Straight-through processing (STP) is the industry’s lingua franca for system integration and the basis on top of which a compressed T+1 settlement will ultimately be delivered. Even without T+1, now delayed until 2005, the net benefits of STP, behind the firewall and beyond, remain irrefutable. An amalgamation of greater trading volumes, shortened settlement cycles, increased product complexity, additional regulatory oversight and reduced margins clearly demands more streamlined integration, throughout the entire trade life cycle. Here, STP nirvana offers greater systemic efficiencies, resulting in lower operating costs for most participants, along with reduced market and operational risk. In addition, some forward-looking firms recognize STP as a mechanism through which to deliver new products and services to clients.

Yet, while everyone recognizes the fundamental importance of STP, its adoption has been slow and arduous, typically characterized by a lack of cooperation between major industry utilities and foot-dragging on the part of many investment firms. Messaging standards, like FIX in the front office and SWIFT in the back office, have certainly helped promote electronic trading and STP between participants, but their use is not nearly as pervasive as is needed, and the standards address only a subset of functional requirements.
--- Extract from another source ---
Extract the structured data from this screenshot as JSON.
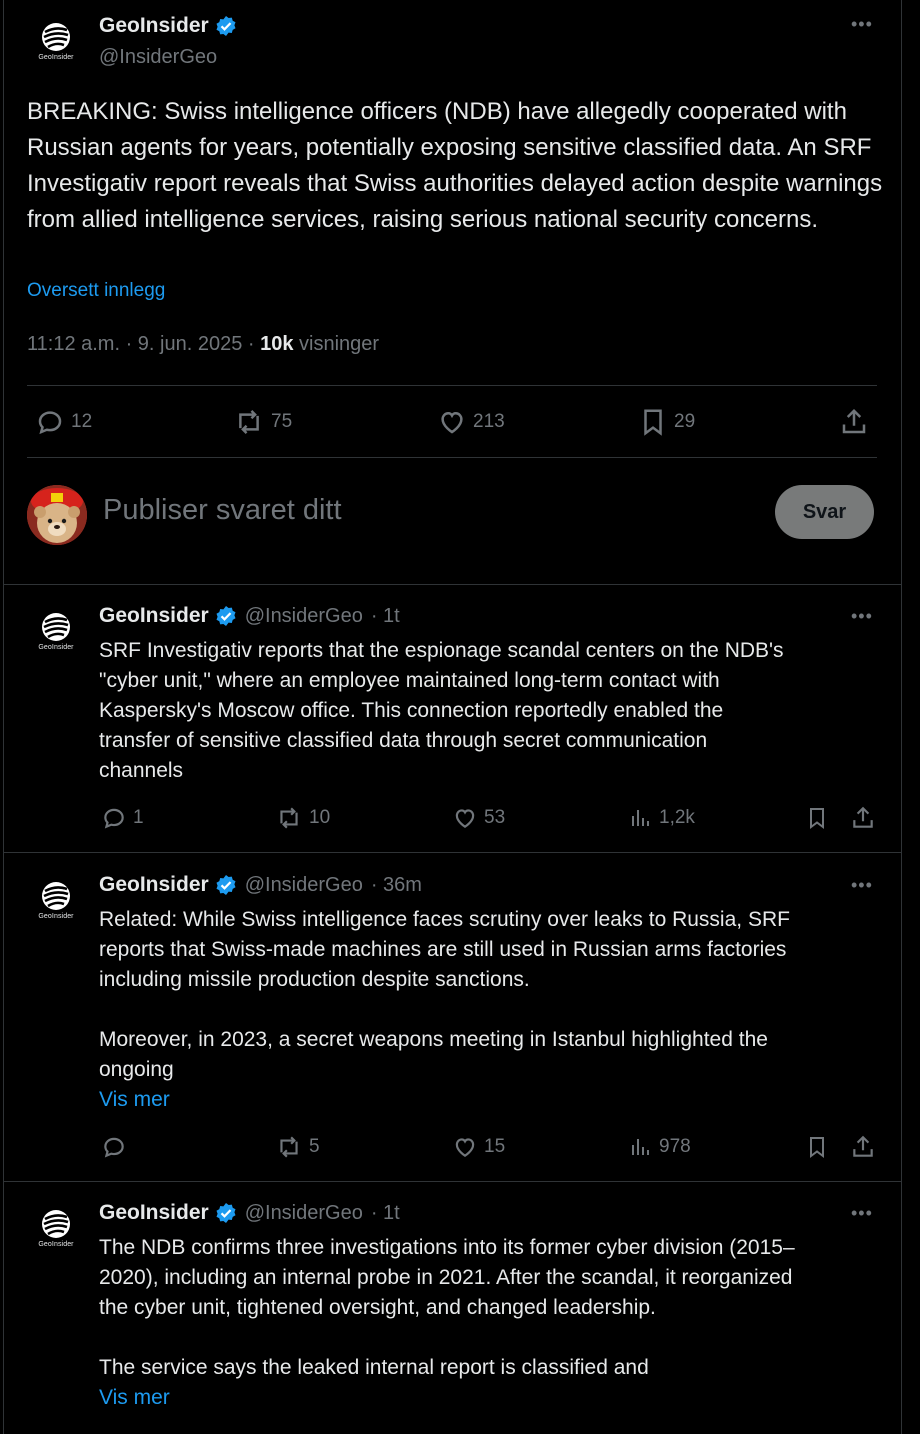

Despite the newly extended 2005 deadline for T+1, some firms, heavily invested in aging, poorly integrated legacy systems may find themselves in a mad scramble to adapt or augment their capabilities to meet new regulatory requirements, real-time or near real-time trade flow, increased product complexity and evolving customer demands. The truth is, beneath the corporate veneer, even large global participants draw on a disintegrated collection of stovepipe applications--some only as sophisticated as desktop spreadsheets--to handle various product and operational requirements. Operating cost, risk management and compliance, to name a few, ultimately suffer.